One day, they bought a serial drive array so they could back up to off the server. The technician jammed it into the port and shorted out the board. All data is toast. Cue $50k in data recovery services. Failure.
They went to dev. Nothing there, really. Most development is done live in prod.
3 weeks of 18 hour days to get the app running again. Corporate stores can enter in 3-week old data on contracts that bill nightly. Independent locations are completely out of luck.
Lawsuits drag on for years with 7 figure awards.
If you use SQL Server’s database mail for notifications, sooner or later you’re probably gonna make the same mistake as Anon, too:
My darkest hour took place one Saturday morning.
It was a perfect storm – a Friday afternoon change, insufficient testing, someone else on-call and Blackberry safely left behind while taking the kids surfing.
The Change was simple enough, an update to the daily Data Load / notification process. Unfortunately, there was some code missing which resulted in an endless loop.

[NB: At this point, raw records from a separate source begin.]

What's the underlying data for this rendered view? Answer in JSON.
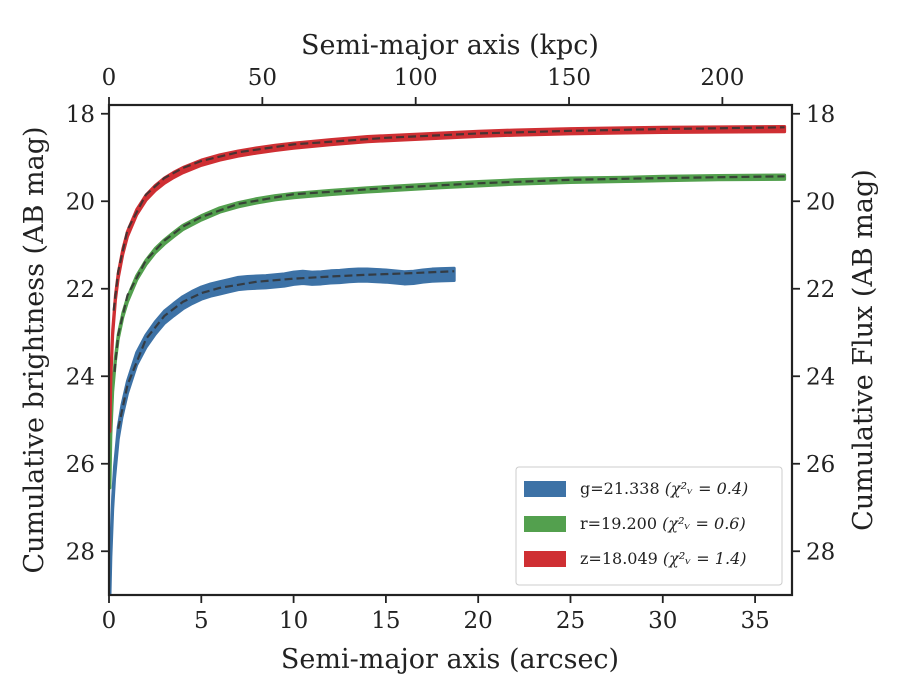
{
  "chart_data": {
    "type": "line",
    "xlabel": "Semi-major axis (arcsec)",
    "ylabel": "Cumulative brightness (AB mag)",
    "top_xlabel": "Semi-major axis (kpc)",
    "right_ylabel": "Cumulative Flux (AB mag)",
    "xlim": [
      0,
      37
    ],
    "ylim": [
      29,
      17.8
    ],
    "top_xlim": [
      0,
      222.7
    ],
    "y_inverted": true,
    "grid": false,
    "legend_position": "lower-right",
    "x_ticks": [
      "0",
      "5",
      "10",
      "15",
      "20",
      "25",
      "30",
      "35"
    ],
    "y_ticks": [
      "18",
      "20",
      "22",
      "24",
      "26",
      "28"
    ],
    "top_x_ticks": [
      "0",
      "50",
      "100",
      "150",
      "200"
    ],
    "right_y_ticks": [
      "18",
      "20",
      "22",
      "24",
      "26",
      "28"
    ],
    "series": [
      {
        "name": "g=21.338 ",
        "legend_math": "(χ²ᵥ = 0.4)",
        "color": "#3d72a6",
        "band_width": 0.28,
        "x": [
          0.05,
          0.1,
          0.2,
          0.3,
          0.5,
          0.7,
          1.0,
          1.5,
          2.0,
          2.5,
          3.0,
          3.5,
          4.0,
          4.5,
          5.0,
          5.5,
          6.0,
          6.5,
          7.0,
          7.5,
          8.0,
          8.5,
          9.0,
          9.5,
          10.0,
          10.5,
          11.0,
          11.5,
          12.0,
          12.5,
          13.0,
          13.5,
          14.0,
          14.5,
          15.0,
          15.5,
          16.0,
          16.5,
          17.0,
          17.5,
          18.0,
          18.7
        ],
        "y": [
          28.9,
          28.0,
          26.9,
          26.2,
          25.3,
          24.8,
          24.25,
          23.6,
          23.2,
          22.9,
          22.65,
          22.48,
          22.32,
          22.2,
          22.1,
          22.03,
          21.98,
          21.93,
          21.88,
          21.86,
          21.85,
          21.84,
          21.82,
          21.8,
          21.76,
          21.74,
          21.76,
          21.75,
          21.73,
          21.72,
          21.7,
          21.69,
          21.69,
          21.7,
          21.71,
          21.73,
          21.75,
          21.74,
          21.71,
          21.69,
          21.68,
          21.67
        ],
        "fit_x": [
          0.5,
          1.0,
          2.0,
          3.0,
          4.0,
          5.0,
          6.0,
          8.0,
          10.0,
          12.0,
          14.0,
          16.0,
          18.7
        ],
        "fit_y": [
          25.2,
          24.2,
          23.15,
          22.62,
          22.3,
          22.1,
          21.98,
          21.84,
          21.77,
          21.72,
          21.68,
          21.65,
          21.6
        ]
      },
      {
        "name": "r=19.200 ",
        "legend_math": "(χ²ᵥ = 0.6)",
        "color": "#53a04e",
        "band_width": 0.1,
        "x": [
          0.05,
          0.1,
          0.2,
          0.35,
          0.5,
          0.75,
          1.0,
          1.5,
          2.0,
          2.5,
          3.0,
          3.5,
          4.0,
          5.0,
          6.0,
          7.0,
          8.0,
          9.0,
          10.0,
          12.0,
          14.0,
          16.0,
          18.0,
          20.0,
          22.0,
          25.0,
          28.0,
          30.0,
          33.0,
          36.6
        ],
        "y": [
          26.5,
          25.3,
          24.3,
          23.6,
          23.1,
          22.6,
          22.25,
          21.75,
          21.4,
          21.13,
          20.93,
          20.76,
          20.6,
          20.38,
          20.2,
          20.08,
          19.99,
          19.92,
          19.87,
          19.8,
          19.74,
          19.69,
          19.64,
          19.6,
          19.56,
          19.52,
          19.5,
          19.48,
          19.46,
          19.45
        ],
        "fit_x": [
          0.3,
          0.5,
          1.0,
          2.0,
          3.0,
          4.0,
          5.0,
          7.0,
          10.0,
          15.0,
          20.0,
          25.0,
          30.0,
          36.6
        ],
        "fit_y": [
          23.9,
          23.05,
          22.15,
          21.35,
          20.9,
          20.58,
          20.36,
          20.06,
          19.84,
          19.7,
          19.59,
          19.51,
          19.47,
          19.43
        ]
      },
      {
        "name": "z=18.049 ",
        "legend_math": "(χ²ᵥ = 1.4)",
        "color": "#cf2f33",
        "band_width": 0.12,
        "x": [
          0.05,
          0.1,
          0.2,
          0.35,
          0.5,
          0.75,
          1.0,
          1.5,
          2.0,
          2.5,
          3.0,
          3.5,
          4.0,
          5.0,
          6.0,
          7.0,
          8.0,
          9.0,
          10.0,
          12.0,
          14.0,
          16.0,
          18.0,
          20.0,
          22.0,
          25.0,
          28.0,
          30.0,
          33.0,
          36.6
        ],
        "y": [
          25.2,
          24.0,
          23.0,
          22.2,
          21.7,
          21.15,
          20.75,
          20.25,
          19.92,
          19.7,
          19.53,
          19.4,
          19.29,
          19.12,
          19.0,
          18.91,
          18.84,
          18.78,
          18.73,
          18.65,
          18.58,
          18.54,
          18.5,
          18.46,
          18.43,
          18.4,
          18.38,
          18.37,
          18.36,
          18.35
        ],
        "fit_x": [
          0.25,
          0.5,
          1.0,
          2.0,
          3.0,
          4.0,
          5.0,
          7.0,
          10.0,
          15.0,
          20.0,
          25.0,
          30.0,
          36.6
        ],
        "fit_y": [
          22.5,
          21.6,
          20.65,
          19.85,
          19.47,
          19.24,
          19.08,
          18.88,
          18.7,
          18.55,
          18.45,
          18.39,
          18.35,
          18.31
        ]
      }
    ]
  }
}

The Data Load completed and SQL Server sent the notification e-mail. Then it sent the e-mail again, and again and again. In total, 12.6 million e-mails over the course of four hours.
The on-call agent forgot that they were on-call so they remained oblivious to the issue. I returned home and picked up my Blackberry to see a record number of unread e-mails. Logging onto the SQL Server was almost impossible as the Network had somehow frozen.
SQL Server had become unresponsive, Exchange Servers died. Reports came in of Blackberrys vibrating themselves to death as they notified of each e-mail arriving until the battery ran out. One Blackberry decided enough was enough, vibrating off a table and smashing on the tiled floor below. The only physical casualty, although my mental scars remain even now.
The mess was cleared and the “DeNigel of Service Attack” went into IT folklore to join “Nickageddon”.
I have not surfed since.
So what did we learn?
Kenzo sums it up well and earns a prize too:
Couple things I learned from all these comments:
1: every single person who supports relational databases likely has multiple horror stories to tell.
2: The ultimate, #1, primary, existential, responsibility of a DBA – for which all other responsibilities pale in comparison – is to implement database backup and restore processing adequate to support the business’s acceptable level of data loss.